For more information about the Azure Module please check the documentation page. This is an experimental feature and is subject to changes including breaks in backwards compatibility.

File Input now has a "read" mode

One of the most demanded features in Logstash's file input was the ability to not just tail files but also process files whose content was final and unchanged once they were discovered by the plugin. The existing tail mode would previously cause the plugin to monitor these files for a long time waiting for new content, consuming unnecessary resources.

This plugin now can be configured to work in "read" mode, treating an end-of-file (EOF) as information that this file wont receive more content and the resources to monitor it can be freed. Also, since we don't expect the file to be modified, we can process files that are compressed (using GZIP only). Finally, knowing that a file has been completely processed allows the plugin to take an action for each individual file such as deleting it or writing its full path to an append only log file for external bookkeeping. For more information on tail vs read mode and other features, please check the Logstash Input File documentation.

Faster and more stable HTTP Input

The HTTP Input has been a very successful way to push data into the Elastic Stack by allowing Logstash to accept HTTP requests and passing the data along to Elasticsearch. The goal of its first implementation was to have a working HTTP server within Logstash with minimal effort. While this has been a successful plugin, as our users and customers increasingly rely on it, we found that delegating most of the work to an http server library made it difficult to control certain aspects like backpressure, threading, memory consumption and error handling. This has led to a rewrite of the internals of this plugin while keeping the user facing options and schema of the produced events the same as not to break backwards compatibility.

This rewrite has been shown to process HTTP requests up to ~20% faster, while also bringing the ability to configure the maximum number of pending requests and greater flexibility when setting up SSL/TLS, all of which are documented in the plugin's documentation page.
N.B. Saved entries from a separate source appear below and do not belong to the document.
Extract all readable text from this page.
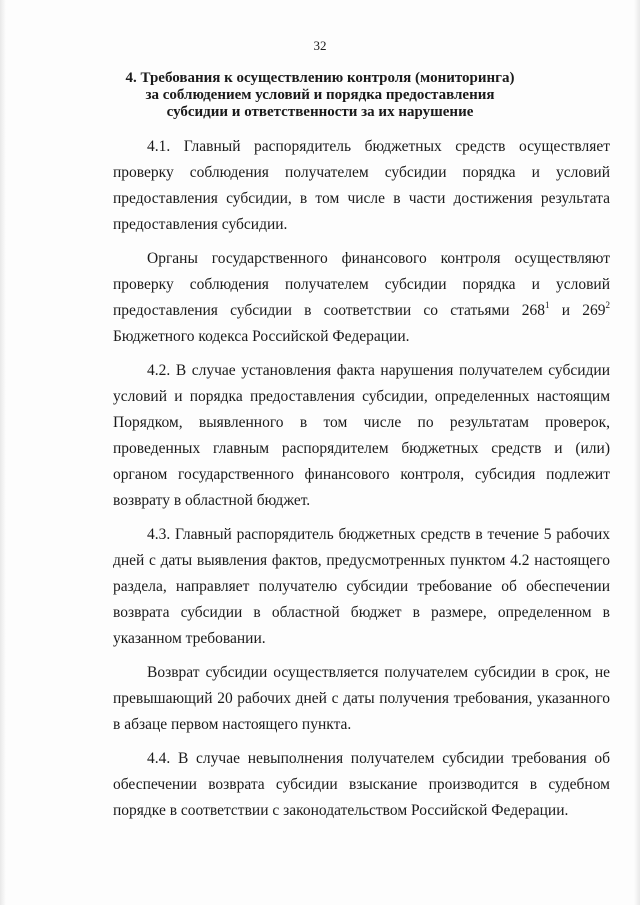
32
4. Требования к осуществлению контроля (мониторинга)
за соблюдением условий и порядка предоставления
субсидии и ответственности за их нарушение

4.1. Главный распорядитель бюджетных средств осуществляет проверку соблюдения получателем субсидии порядка и условий предоставления субсидии, в том числе в части достижения результата предоставления субсидии.

Органы государственного финансового контроля осуществляют проверку соблюдения получателем субсидии порядка и условий предоставления субсидии в соответствии со статьями $268^1$ и $269^2$ Бюджетного кодекса Российской Федерации.

4.2. В случае установления факта нарушения получателем субсидии условий и порядка предоставления субсидии, определенных настоящим Порядком, выявленного в том числе по результатам проверок, проведенных главным распорядителем бюджетных средств и (или) органом государственного финансового контроля, субсидия подлежит возврату в областной бюджет.

4.3. Главный распорядитель бюджетных средств в течение 5 рабочих дней с даты выявления фактов, предусмотренных пунктом 4.2 настоящего раздела, направляет получателю субсидии требование об обеспечении возврата субсидии в областной бюджет в размере, определенном в указанном требовании.

Возврат субсидии осуществляется получателем субсидии в срок, не превышающий 20 рабочих дней с даты получения требования, указанного в абзаце первом настоящего пункта.

4.4. В случае невыполнения получателем субсидии требования об обеспечении возврата субсидии взыскание производится в судебном порядке в соответствии с законодательством Российской Федерации.
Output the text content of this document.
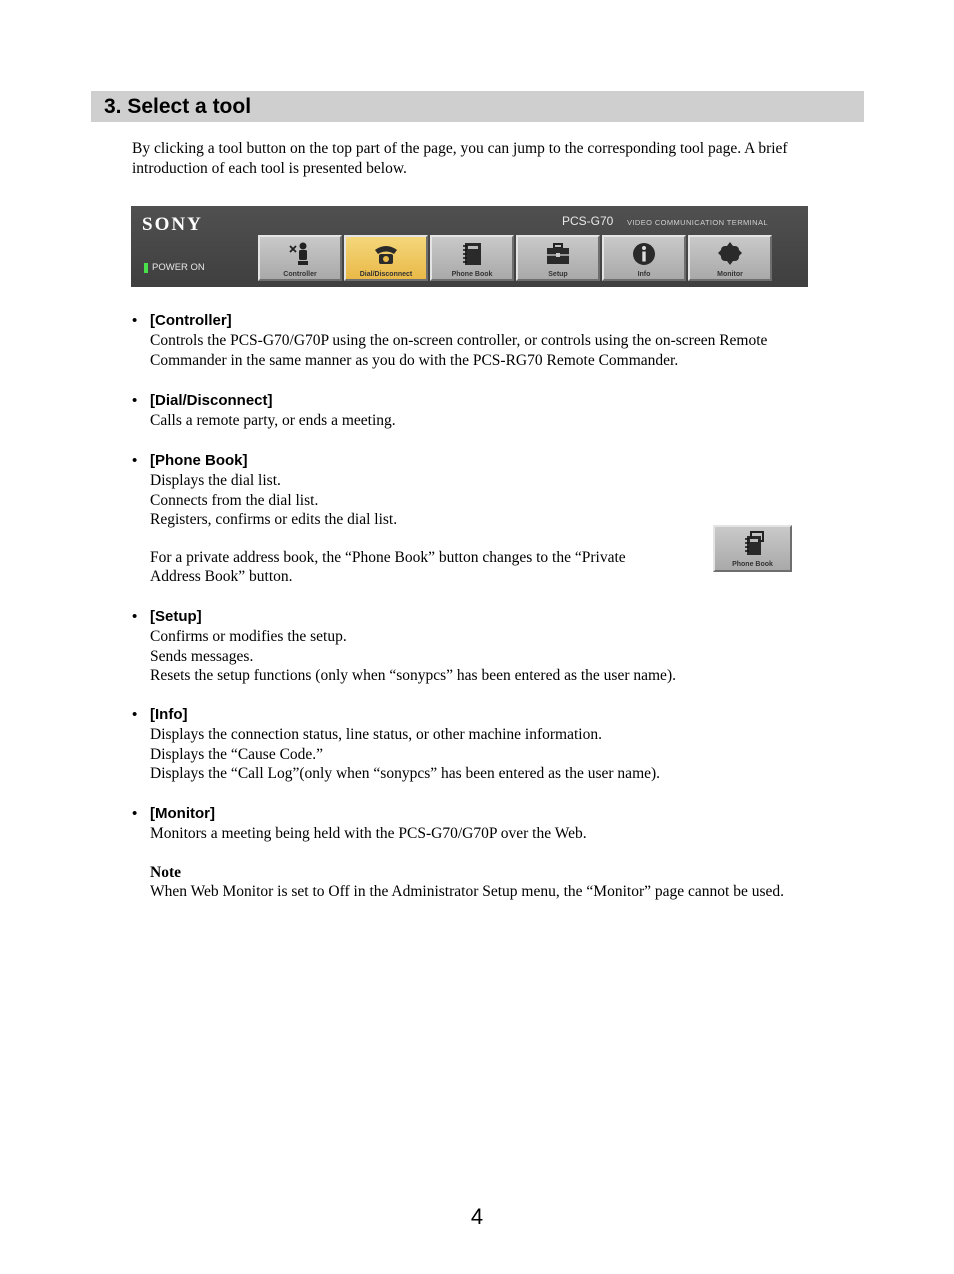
3. Select a tool

By clicking a tool button on the top part of the page, you can jump to the corresponding tool page. A brief introduction of each tool is presented below.

SONY	PCS-G70 VIDEO COMMUNICATION TERMINAL
POWER ON
Controller	Dial/Disconnect	Phone Book	Setup	Info	Monitor
• [Controller]
Controls the PCS-G70/G70P using the on-screen controller, or controls using the on-screen Remote
Commander in the same manner as you do with the PCS-RG70 Remote Commander.
• [Dial/Disconnect]
Calls a remote party, or ends a meeting.
• [Phone Book]
Displays the dial list.
Connects from the dial list.
Registers, confirms or edits the dial list.
For a private address book, the “Phone Book” button changes to the “Private
Address Book” button.
• [Setup]
Confirms or modifies the setup.
Sends messages.
Resets the setup functions (only when “sonypcs” has been entered as the user name).
• [Info]
Displays the connection status, line status, or other machine information.
Displays the “Cause Code.”
Displays the “Call Log”(only when “sonypcs” has been entered as the user name).
• [Monitor]
Monitors a meeting being held with the PCS-G70/G70P over the Web.
Note
When Web Monitor is set to Off in the Administrator Setup menu, the “Monitor” page cannot be used.
Phone Book
4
On removing ambiguity from field references

As you know, in Logstash we use square brackets to reference fields in an event:

 /tmp/logstash-6.4.0 % bin/logstash -i irb
2.3.0 :001 > e = LogStash::Event.new
 => #<LogStash::Event:0x43937937> 
2.3.0 :002 > e.set("a", 1)
 => 1 
2.3.0 :003 > e.get("[a]")
 => 1

The code responsible for parsing the field references has historically been very permissive, allowing for very ambiguous notations:

 /tmp/logstash-6.4.0 % bin/logstash -i irb
2.3.0 :001 > e = LogStash::Event.new
 => #<LogStash::Event:0x43937937> 
2.3.0 :002 > e.set("a", 1)
 => 1 
2.3.0 :003 > e.get("[[]]][[[[a][]][[")
 => 1

This is not a desirable feature and it only introduces confusion, so we're working towards the goal of making field references behave in a more strict manner, where examples like the one above should raise an error. To accomplish this goal without breaking changes, Logstash now has a config.field_reference.parser option which can be set to either: 

  • LEGACY: Parse with the legacy parser, which is known to handle ambiguous and illegal-syntax in surprising ways; warnings will not be emitted.
  • COMPAT: Warn once for each distinct ambiguous or illegal input, but continue to expand field references with the legacy parser.
  • STRICT: Parse in a strict manner; when given ambiguous input, do not expand the reference.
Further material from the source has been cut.